After her son was diagnosed, the Pepper Pike resident dove into the world of autism research, finding out everything she could from doctors and other experts. Eventually other parents started to call her for help and she was more than happy to oblige.
It was during one of these times that she first got the idea to begin the Cleveland chapter. A friend of hers, who also had a child with autism, happened to also be a friend of Patricia Heaton, the actress who played the wife to comedian Ray Romano’s character on the hit show Everybody Loves Raymond.
Heaton, a Bay Village native, allowed use of her California home for an autism fundraiser that Goldberg had attended. During a discussion with Heaton, the actress told Goldberg, a homemaker at the time, she ought to bring Autism Speaks to Northeast Ohio.
“I told her, ‘You know what, if you support me I’ll do it.’ She told me she would support me,’” Goldberg said.

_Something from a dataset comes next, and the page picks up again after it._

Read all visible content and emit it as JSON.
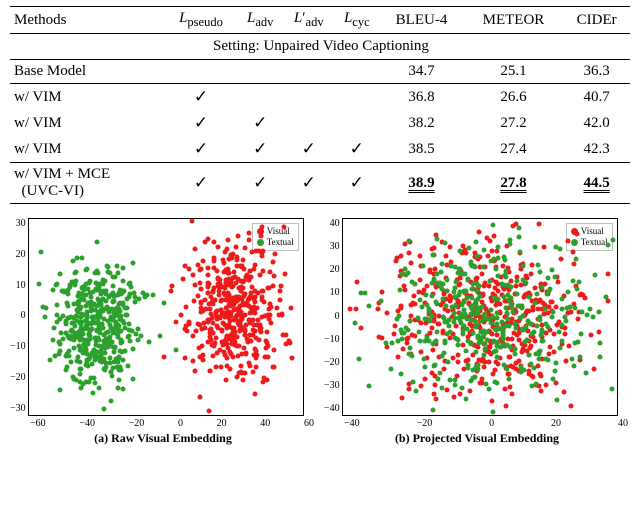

Founding the Cleveland chapter has put her at the forefront of raising funds and awareness for autism research in the region, which Goldberg said fills her with pride. She said it also helped her deal with her own issues as a mother caring for a child, now 13 years old, with autism.
“It really helped me get out of my sadness about this,” she said. “In a selfish way it really helped to get support from other people.”
Goldberg and her staff are currently preparing for World Autism Awareness Month beginning April 1 when landmark buildings in major cities across the world will glow with blue light, including the Rock and Roll Hall of Fame, for the international Light it Up Blue campaign.